Four former managers of IHOP restaurants in Texas are fighting the owner of the franchise they worked for in court, claiming they were wrongfully terminated based on their "nationality and religion."
The four men, all identified in court papers as "Muslims of Arab descent," worked as managers at the Dallas/Fort Worth area locations. Hussein Chamseddine was employed by the franchise for 12 years, Rami Saleh and Brandon Adam each for five years, and Chekri Bakro for 24 years.
According to a complaint filed in a Texas district court, the men allege they were fired without cause.
"They weren't terminated because someone complained or because someone didn't like their attitude," said Sara Kane, a civil rights attorney representing the men. "They were fired because of who they are. That is the determining factor."
All four men were terminated between March and October of 2010. Together they filed a complaint with the U.S. Equal Employment Opportunity Commission, which found merit in the men's claim that they were harassed and terminated due to religion and national origins.
"The IHOP corporation has a four-step disciplinary procedure," Kane said. "The franchisee did not follow any of those steps."
Kane, along with attorney Jay Ellwanger, filed suit on behalf of the men Tuesday, against IHOP and Anthraper Investments, the firm that owns the four franchises involved in Plano, Fort Worth, Arlington and Burleston, Texas.
The suit alleges that the men experienced harassment from Anthraper management, including derogatory comments made by the company's President and COO John Anthraper, Vice President Alex Anthraper, and Texas District Manager Larry Hawker.
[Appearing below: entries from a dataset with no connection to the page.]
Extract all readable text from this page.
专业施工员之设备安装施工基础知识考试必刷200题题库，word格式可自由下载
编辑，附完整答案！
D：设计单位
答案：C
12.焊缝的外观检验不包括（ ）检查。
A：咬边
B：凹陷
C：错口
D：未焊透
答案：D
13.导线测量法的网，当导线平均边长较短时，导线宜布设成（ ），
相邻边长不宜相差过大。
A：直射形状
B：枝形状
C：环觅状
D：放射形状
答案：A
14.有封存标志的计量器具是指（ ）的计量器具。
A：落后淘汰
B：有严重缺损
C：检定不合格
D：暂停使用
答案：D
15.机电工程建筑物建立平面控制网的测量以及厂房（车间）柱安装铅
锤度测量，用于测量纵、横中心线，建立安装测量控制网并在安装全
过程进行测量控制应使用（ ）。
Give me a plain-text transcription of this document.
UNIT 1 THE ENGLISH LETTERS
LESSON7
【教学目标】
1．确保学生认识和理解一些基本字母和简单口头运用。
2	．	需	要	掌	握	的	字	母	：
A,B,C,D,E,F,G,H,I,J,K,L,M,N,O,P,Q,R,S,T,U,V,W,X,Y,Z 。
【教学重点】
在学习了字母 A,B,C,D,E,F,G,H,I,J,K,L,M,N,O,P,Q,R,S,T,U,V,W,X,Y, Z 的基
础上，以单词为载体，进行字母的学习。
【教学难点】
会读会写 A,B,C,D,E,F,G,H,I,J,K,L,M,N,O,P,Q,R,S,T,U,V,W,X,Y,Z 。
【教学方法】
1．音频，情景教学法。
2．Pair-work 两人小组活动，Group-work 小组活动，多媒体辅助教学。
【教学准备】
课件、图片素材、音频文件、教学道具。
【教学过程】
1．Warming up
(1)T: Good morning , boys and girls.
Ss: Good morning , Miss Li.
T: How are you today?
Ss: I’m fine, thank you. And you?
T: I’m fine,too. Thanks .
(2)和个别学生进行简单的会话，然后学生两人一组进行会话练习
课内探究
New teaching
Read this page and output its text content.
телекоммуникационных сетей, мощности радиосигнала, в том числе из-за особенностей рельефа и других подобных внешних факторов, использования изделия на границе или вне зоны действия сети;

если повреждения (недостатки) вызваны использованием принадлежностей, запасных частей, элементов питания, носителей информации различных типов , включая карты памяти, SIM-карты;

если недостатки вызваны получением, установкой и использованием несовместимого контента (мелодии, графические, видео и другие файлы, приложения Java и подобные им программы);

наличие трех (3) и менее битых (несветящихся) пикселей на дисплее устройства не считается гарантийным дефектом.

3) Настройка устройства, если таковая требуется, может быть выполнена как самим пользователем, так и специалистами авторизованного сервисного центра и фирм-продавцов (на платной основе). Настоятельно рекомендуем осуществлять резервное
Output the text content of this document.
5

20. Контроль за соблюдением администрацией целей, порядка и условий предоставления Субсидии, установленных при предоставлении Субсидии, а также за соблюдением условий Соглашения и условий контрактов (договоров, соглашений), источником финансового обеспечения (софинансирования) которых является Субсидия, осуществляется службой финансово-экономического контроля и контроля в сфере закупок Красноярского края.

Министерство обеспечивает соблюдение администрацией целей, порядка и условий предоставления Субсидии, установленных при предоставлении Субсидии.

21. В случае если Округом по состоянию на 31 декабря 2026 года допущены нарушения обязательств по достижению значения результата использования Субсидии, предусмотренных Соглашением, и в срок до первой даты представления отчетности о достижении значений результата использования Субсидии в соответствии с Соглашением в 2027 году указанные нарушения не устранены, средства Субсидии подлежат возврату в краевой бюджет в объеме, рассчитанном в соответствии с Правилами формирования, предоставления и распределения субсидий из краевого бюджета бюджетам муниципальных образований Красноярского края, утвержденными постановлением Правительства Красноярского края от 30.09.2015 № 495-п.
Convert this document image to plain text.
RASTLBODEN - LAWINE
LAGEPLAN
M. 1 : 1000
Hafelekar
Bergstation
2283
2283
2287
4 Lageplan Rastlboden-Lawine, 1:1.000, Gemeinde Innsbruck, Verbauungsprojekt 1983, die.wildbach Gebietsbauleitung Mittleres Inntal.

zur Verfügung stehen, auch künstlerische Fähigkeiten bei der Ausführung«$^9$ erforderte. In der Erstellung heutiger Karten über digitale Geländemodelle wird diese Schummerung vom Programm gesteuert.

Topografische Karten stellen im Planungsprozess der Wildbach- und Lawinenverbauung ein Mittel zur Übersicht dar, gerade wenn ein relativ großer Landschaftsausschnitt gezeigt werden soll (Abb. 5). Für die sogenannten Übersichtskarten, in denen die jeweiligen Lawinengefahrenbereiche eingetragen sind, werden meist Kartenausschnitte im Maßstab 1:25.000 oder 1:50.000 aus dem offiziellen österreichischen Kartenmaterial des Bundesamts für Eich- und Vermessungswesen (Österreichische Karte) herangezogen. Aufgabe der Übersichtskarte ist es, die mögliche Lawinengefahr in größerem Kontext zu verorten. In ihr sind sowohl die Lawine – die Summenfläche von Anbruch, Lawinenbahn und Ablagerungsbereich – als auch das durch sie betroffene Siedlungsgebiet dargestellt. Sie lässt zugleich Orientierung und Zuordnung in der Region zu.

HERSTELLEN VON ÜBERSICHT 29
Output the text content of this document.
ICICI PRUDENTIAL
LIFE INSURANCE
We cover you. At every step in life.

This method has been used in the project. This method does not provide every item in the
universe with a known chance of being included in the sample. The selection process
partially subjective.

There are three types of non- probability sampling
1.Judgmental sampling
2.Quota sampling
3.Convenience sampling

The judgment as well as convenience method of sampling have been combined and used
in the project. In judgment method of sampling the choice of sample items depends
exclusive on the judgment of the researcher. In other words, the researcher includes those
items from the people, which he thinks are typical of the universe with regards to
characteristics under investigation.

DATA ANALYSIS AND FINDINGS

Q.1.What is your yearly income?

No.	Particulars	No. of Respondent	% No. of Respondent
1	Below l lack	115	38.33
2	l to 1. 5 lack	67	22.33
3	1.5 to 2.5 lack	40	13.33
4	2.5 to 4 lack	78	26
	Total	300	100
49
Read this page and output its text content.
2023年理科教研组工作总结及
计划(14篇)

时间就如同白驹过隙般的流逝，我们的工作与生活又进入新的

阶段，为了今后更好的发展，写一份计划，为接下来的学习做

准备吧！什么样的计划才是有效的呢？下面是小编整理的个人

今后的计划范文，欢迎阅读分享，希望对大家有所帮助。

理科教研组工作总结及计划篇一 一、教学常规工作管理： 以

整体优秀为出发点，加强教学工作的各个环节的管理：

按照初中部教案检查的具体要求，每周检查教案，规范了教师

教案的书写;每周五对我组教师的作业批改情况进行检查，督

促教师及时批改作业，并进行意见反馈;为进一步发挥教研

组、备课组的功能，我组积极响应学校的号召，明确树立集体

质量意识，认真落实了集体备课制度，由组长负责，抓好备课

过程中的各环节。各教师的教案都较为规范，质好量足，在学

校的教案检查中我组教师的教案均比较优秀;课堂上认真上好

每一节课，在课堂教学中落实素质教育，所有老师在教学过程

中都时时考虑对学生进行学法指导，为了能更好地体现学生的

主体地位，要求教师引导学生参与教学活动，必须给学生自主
In one instance, the complaint states the men were attending a managers' meeting in 2010, where Hawker said, "Arab men treat women poorly and with disrespect, we're going to let these people go and have new faces coming in."
Outraged by the company's actions, Kane said, "This is not a Muslim issue, this is a human issue."
"It is completely disheartening and disgraceful to know that this is still going on and should not be tolerated by anyone in our society," she said. "No one else should take this case lightly because if it can happen to them, it can happen to you."
Kane said that over the years, each of the four men earned positive reviews from supervisors and none had experienced any disciplinary complaints or actions.
The complaint also says that every year, as the anniversary of September 11 approached, the men received emails from supervisors asking them to "lay low" at their restaurants.
Representatives of Anthraper Investments did not return phone calls to ABC News for comment. A woman who answered the phone at the home of John Anthraper said he was out of the country.
The IHOP Corporation issued the following statement regarding the lawsuit:
"We believe the employment practices of our company and our independent franchisees are non-discriminatory and inclusive. We have a long history of supporting diversity in all aspects of our business. Our franchisee believes the allegations are without merit and looks forward to the fair conclusion of this matter."
As for the four plaintiffs, all of whom are U.S. citizens and residents of Texas, Kane said none has been able to secure employment since their termination.
"How do you work somewhere for 12 years and have no explanation or not being able to provide a reference from a previous employer?" Kane said.
All of the men are fathers, with children of varying ages. "This has devastated their families, and we hope whatever actions are being taken to prevent them from gaining employment elsewhere will cease."
Kane said her clients are seeking back wages and payment for emotional damages following their terminations.